The children all gathered around the older boy. I watched him hand the infant to a young girl. The way he touched their heads was so loving, and it seemed to calm them. They lifted their eyes to him, and their e
xpressions of sadness melted. I could clearly see he was the one who watched out for all these children.
I said to him, “You are the children who are buried here, aren’t you?” He looked at me with a longing and gentleness that removed the fear I felt. He didn’t answer me, but I knew.
He gathered the children, and they all started walking away from me, into the fog. That’s when I woke up. I had this dream every night that we worked at the cemetery.
Back on the job, it was finally the day to pour the concrete pad. Generally, I like to wait on the job site as the concrete hardens, to make sure the wet cement is protected. But by the time we were finished, the sun had gone down. The concrete was still wet, but we were so tired we decided to leave for the night.
The next day we got to the job site to check on the concrete. I was at my truck unloading when one of the crew yelled out: “Boss, you got to come see this!”
I dropped what I was doing and walked over to the cement pad. To my total amazement, the concrete was covered in footprints!
“Look!” said another worker. “They are all little children—except this one.”
He pointed to a much larger print, maybe that of a teenager. There was only one of those larger prints on the pad, as if an older boy had stepped in for a moment, perhaps to pull a small child off the wet concrete. The boy who watched over the children.
All spirits are connected with the Great Spirit, called the Great Mystery by some. The Ponca tribal term is WakoNda. (Yes, the Black Panther comics likely borrowed the word from us!) Literally, the term means God, and was long ago explained as “the day that follows the night; that which creates movement in all things.” The Great Spirit creates a perfect balance in the universe—all based on movement and shared energy. Look at the sun as it rises and sets, and look at the Earth’s constant orbit around the sun.
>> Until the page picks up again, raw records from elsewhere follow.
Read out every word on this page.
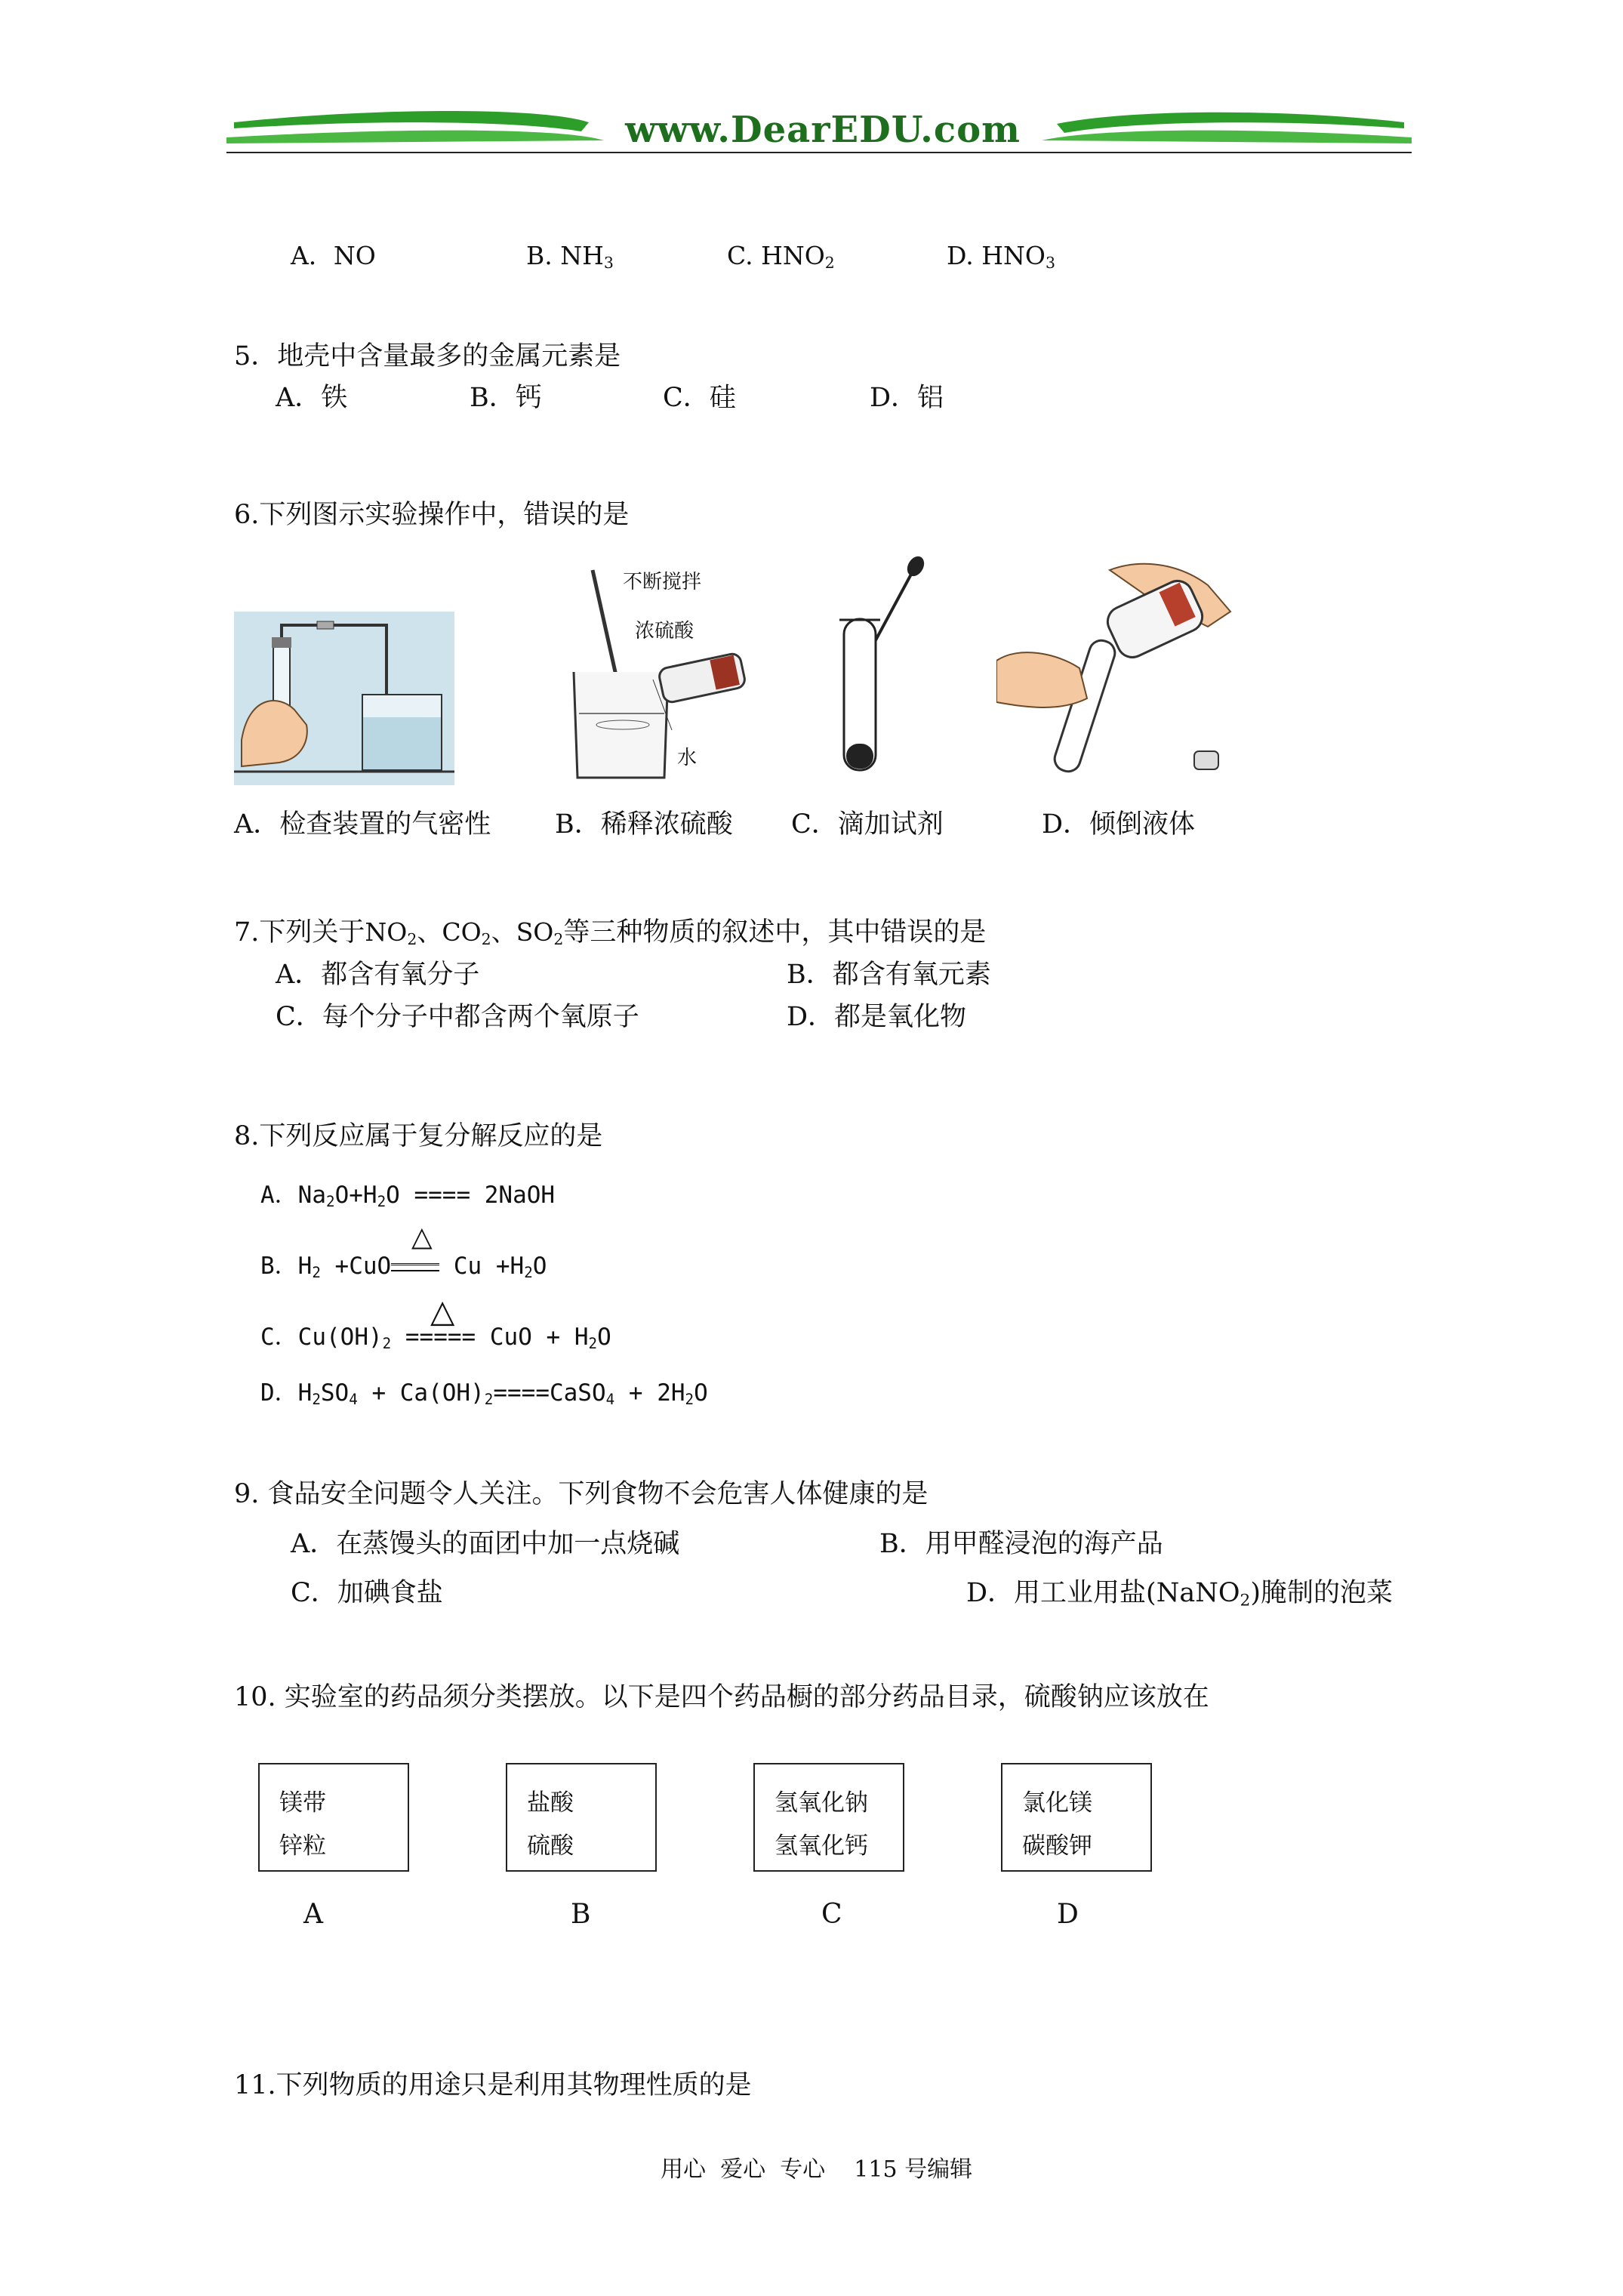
www.DearEDU.com
A．NO	B. $NH_3$	C. $HNO_2$	D. $HNO_3$
5．地壳中含量最多的金属元素是
A．铁	B．钙	C．硅	D．铝
6.下列图示实验操作中，错误的是
不断搅拌
浓硫酸
水
A．检查装置的气密性 B．稀释浓硫酸 C．滴加试剂	D．倾倒液体
7.下列关于$NO_2$、$CO_2$、$SO_2$等三种物质的叙述中，其中错误的是
A．都含有氧分子	B．都含有氧元素
C．每个分子中都含两个氧原子	D．都是氧化物
8.下列反应属于复分解反应的是
A．$Na_2O+H_2O$ ==== 2NaOH
△
B．$H_2 +CuO$ $Cu +H_2O$
△
C．$Cu(OH)_2$ ===== CuO + $H_2O$
D．$H_2SO_4$ + $Ca(OH)_2====CaSO_4 + 2H_2O$
9. 食品安全问题令人关注。下列食物不会危害人体健康的是
A．在蒸馒头的面团中加一点烧碱	B．用甲醛浸泡的海产品
C．加碘食盐	D．用工业用盐(NaNO$_2$)腌制的泡菜
10. 实验室的药品须分类摆放。以下是四个药品橱的部分药品目录，硫酸钠应该放在
镁带
锌粒
盐酸
硫酸
氢氧化钠
氢氧化钙
氯化镁
碳酸钾
A	B	C	D
11.下列物质的用途只是利用其物理性质的是
用心  爱心  专心    115 号编辑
We believe that all things move in perfect circles, such as the one-year cycle from spring to winter, and the circle of life, death, and rebirth. This movement reflects the Great Spirit’s perfect energy in its infinite wisdom and power. We also believe that the Great Spirit came before all things, then all other spirits—such as ghosts—came from it. Everything contains a spirit—each river, tree, rock, building, insect, dog, and human. A spirit can change form, but it can never be destroyed. If a spirit changes, perhaps through death, its energy first moves back into the Great Spirit who created it; then it returns in another form—sometimes good, sometimes evil. In my experience, unlike ghosts, evil spirits can harm people. Perhaps a rock spirit waits to attack a passerby, or an undead woman tries to take you to replace the children she killed in a fury. Without evil, we would not appreciate good or strive to be better ourselves. That is a mystery we cannot fully understand. But in our stories, we respect it.